After almost 30 years mounting and humping the crap out of any musical genre he takes a fancy too, Tex Perkins is showing no signs of slowing down. Amidst a second run of his hugely popular Johnny Cash tribute shows, Tex has taken, by request, a sidestep into headlining an overdue solo career retrospective as part of the Between The Bays music festival. In recent years he has toured again with Beats Of Bourbon, The Cruel Sea and his Bumhead Orchestra project after long retirements for each group. This retro-reminder has Tex taking the chance for a quick plug; 

“Add this to your pile of information on me, I am Sydney doing my Man In Black show at the Opera House and all are welcome.” It’s the week before Sydney’s annual Mardi Gras festival and Tex suddenly find’s himself faced with a potential clash of events. The word is, a renegade contingent of the Mardi Gras goers are planning a massive nude run at the Opera House; “I’ve got a matinee on Saturday so I’ll be there, what time is it?” He says non-plussed, “I do claim to be a nudist, generally in the privacy of my own home, but I doubt I’ll be able to resist getting involved in that somehow. I’m not ready to show it all now, but I’ve got a week to work on the body and if it’s a Mardi Gras event then I guess I’ll have a week to get gay as well.” He adds confidently, “I recon I could swing it too.”

It’s already going that way, so cringing I do a Rove, and ask Tex who would the man would ‘turn’ for; “Oh, well I’ll give it some consideration and give you a proper answer.” Tex takes his time seriously considering his options, until finally; “The problem is there are too many people, there’s like a gathering at the door, a bottleneck if you like of potential suitors.” After more consideration Tex asks, “Does the person have to be gay all ready or can I just win them over with my pretend gayness?” At last he goes for a safe bet; “Kevin Rudd, in an S&M sort of thing with a rubber ball in his mouth.”

Pre-Man In Black success, Perkins confounded his fan base by releasing an unconventional covers set with no attention to quality or content. Tex says of project dubbed The Ladyboyz’ conception, “I’ve always been a bit of a cabaret clown or a karaoke tragic but in reality that was an exercise in fucking with the record company.” The Ladyboyz album No. 1’s and No 2’s included shoddy remakes of music’s mushiest ballads; “They (the label) had the stupidity to ask me to a covers album, that was their amazing marketing strategy for me and I thought ‘you fucking idiots, alright I’ll give you a fucking covers album’ and presented them with the Ladyboyz CD, making sure my contempt was prevalent in the offering.”
Putting a band together to help him see through even his ill-conceived ideas has never been an issue for Tex. With his many years of fronting various, unrelated bands in mind I ask Tex his secret to keeping musical partnerships alive; “Some you can’t maintain, because they’re not healthy relationships, but in most cases I‘ve been lucky.” He reveals, “Bands like The Cruel Sea and even the Beasts, we have enough distance and we’re not together all of the time so you’re not down each other’s throats, or up each other’s arses too much.” He grins, “As for the Beasts Of Bourbon the only reason we weren’t the biggest band in the world,” laughter, “was because of my lack of commitment to the task, and that’s just how I operate.”

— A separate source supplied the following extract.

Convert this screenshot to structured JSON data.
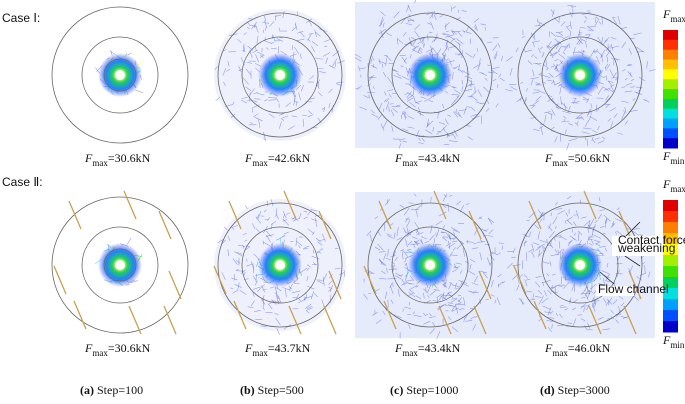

Mornington Peninsula’s Between the Bays festival is into its fifth successful year, as headliner Tex reveals his slot is likely to be a best of affair, with a twist; “I’m doing my solo career retrospective with my current band who are known as Black Cattle Dog. It is however reaching the end of it’s guise as a retrospective because I have just been writing a shit load of songs.” The ‘shit load’ reference is a theme Tex runs with; “I’m just taking the pile I got already and heaping another pile of shit songs onto that and seeing what happens. I might even take a couple out for run around the block at the Between The Bays thing which is something I don’t normally do, because let’s face it, nobody’s beating down my door for it, but fuck them I’m gonna do it anyway. “He says, amused, “I haven’t had an exclusive debut, an inaugural of a new song for a long time, so let’s talk it up.” On that note, our time runs out. I offer Tex my best wishes for his new material and the upcoming headline slot at Between The Bays. He retorts; “Ah who cares.”